1. China: One immediate diplomatic benefit to the United States is that a source of friction will be removed with China. China has good relations with Iran and buys its petroleum. The US Congress arranged legislation that threatened China with third party, Department of the Treasury sanctions for buying Iranian petroleum. Not having to follow through on so foolish a threat against a country with which the US runs a huge trade deficit and to which the US owes $1 trillion will be a real relief among the adults in Washington.

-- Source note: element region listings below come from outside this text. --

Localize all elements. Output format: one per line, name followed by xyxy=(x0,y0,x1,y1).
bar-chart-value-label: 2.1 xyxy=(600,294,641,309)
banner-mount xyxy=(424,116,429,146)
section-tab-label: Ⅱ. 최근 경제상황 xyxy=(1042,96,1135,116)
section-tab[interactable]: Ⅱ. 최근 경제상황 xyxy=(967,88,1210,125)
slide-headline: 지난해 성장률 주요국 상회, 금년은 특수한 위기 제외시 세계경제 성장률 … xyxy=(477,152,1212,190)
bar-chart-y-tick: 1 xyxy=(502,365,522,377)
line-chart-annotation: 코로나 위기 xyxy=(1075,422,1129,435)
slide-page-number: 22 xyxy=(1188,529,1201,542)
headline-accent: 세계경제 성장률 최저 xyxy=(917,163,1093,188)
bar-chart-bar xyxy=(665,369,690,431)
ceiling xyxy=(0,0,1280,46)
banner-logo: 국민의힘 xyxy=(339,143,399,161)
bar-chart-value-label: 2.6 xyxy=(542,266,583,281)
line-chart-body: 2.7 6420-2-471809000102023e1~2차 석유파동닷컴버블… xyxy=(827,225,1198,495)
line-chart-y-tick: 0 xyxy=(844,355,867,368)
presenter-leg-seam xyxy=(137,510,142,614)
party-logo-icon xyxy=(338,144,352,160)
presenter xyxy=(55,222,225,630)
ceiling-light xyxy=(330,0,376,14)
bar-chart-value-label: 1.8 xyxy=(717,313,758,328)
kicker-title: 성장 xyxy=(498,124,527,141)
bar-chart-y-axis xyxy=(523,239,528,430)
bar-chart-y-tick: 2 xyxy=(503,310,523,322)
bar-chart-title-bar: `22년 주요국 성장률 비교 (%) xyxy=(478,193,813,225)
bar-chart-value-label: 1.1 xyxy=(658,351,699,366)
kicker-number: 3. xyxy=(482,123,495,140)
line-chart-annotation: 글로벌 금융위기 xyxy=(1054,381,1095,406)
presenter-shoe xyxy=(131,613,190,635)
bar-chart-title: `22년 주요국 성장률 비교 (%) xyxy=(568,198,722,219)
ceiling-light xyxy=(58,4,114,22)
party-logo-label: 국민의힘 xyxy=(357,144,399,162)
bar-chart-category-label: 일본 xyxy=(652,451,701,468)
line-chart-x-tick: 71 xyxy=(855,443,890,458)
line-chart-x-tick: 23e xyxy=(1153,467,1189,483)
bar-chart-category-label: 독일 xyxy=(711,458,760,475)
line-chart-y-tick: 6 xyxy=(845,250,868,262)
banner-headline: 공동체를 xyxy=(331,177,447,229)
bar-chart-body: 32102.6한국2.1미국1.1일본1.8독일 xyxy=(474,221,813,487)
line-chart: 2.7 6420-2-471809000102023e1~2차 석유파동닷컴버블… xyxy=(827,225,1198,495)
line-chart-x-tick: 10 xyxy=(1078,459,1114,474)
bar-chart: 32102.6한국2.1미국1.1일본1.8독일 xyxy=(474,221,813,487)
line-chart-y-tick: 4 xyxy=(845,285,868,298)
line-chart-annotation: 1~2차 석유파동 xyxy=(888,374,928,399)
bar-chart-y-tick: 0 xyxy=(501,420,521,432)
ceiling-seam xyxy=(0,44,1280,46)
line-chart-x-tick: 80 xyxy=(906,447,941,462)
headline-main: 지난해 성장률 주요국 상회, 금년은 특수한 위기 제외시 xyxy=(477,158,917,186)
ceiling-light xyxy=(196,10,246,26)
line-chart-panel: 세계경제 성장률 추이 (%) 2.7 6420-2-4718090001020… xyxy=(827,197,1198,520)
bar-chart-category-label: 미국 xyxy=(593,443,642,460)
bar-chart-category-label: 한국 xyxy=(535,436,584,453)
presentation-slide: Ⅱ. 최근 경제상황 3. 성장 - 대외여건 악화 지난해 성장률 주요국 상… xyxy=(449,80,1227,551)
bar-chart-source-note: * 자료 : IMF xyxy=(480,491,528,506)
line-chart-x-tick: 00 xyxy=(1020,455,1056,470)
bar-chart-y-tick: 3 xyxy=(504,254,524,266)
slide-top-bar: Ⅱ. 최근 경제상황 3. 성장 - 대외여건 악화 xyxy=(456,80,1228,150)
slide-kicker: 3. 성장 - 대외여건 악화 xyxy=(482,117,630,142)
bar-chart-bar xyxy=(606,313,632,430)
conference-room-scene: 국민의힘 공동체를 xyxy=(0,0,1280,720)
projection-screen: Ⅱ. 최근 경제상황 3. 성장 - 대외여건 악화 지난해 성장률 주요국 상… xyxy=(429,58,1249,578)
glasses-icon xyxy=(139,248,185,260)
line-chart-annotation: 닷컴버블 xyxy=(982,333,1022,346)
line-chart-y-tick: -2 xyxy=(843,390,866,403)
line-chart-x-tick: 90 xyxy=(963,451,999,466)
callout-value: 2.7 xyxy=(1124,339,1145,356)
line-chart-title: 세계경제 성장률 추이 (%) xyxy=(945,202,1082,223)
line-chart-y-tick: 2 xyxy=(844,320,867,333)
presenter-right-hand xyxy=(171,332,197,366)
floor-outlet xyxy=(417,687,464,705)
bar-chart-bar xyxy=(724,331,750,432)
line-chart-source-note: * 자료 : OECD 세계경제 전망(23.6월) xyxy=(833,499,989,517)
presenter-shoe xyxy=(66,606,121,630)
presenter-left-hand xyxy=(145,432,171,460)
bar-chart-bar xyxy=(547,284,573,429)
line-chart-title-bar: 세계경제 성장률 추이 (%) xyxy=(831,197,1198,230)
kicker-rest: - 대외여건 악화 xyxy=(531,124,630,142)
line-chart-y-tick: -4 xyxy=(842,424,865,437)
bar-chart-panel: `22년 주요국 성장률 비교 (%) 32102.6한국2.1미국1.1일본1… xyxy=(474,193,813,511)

2. Afghanistan: Most importantly, it seems to me, a friendlier US-Iran relationship could contribute to a soft landing in Afghanistan. As the US withdraws all but a few thousand troops from that country and confines the remaining ones to a role as trainers and advisers to the Afghanistan National Army, the specter arises that Pashtun Sunni extremists (the Taliban, Hizb-i Islami, the Haqqani group and others) could launch an all-out attempt to topple the government in Kabul.

Iran has strong ties to the Tajiks (Persian-speaking Sunnis) and to the Hazaras (Persian-speaking Shiites), and good relations with the Uzbeks of the north (who tend not to be adherents of political Islam). That is, Iran supports ethnic groups that are disproportionately present in the Afghanistan National Army and who despise Talibanism (which is mainly a Pashtun phenomenon, though a majority of Pashtuns also despise it). Iran's support for the elected government in Kabul will be important to its survival, especially since far right wing elements in Pakistan and the Gulf may back the Taliban increasingly openly as the US contingent shrinks.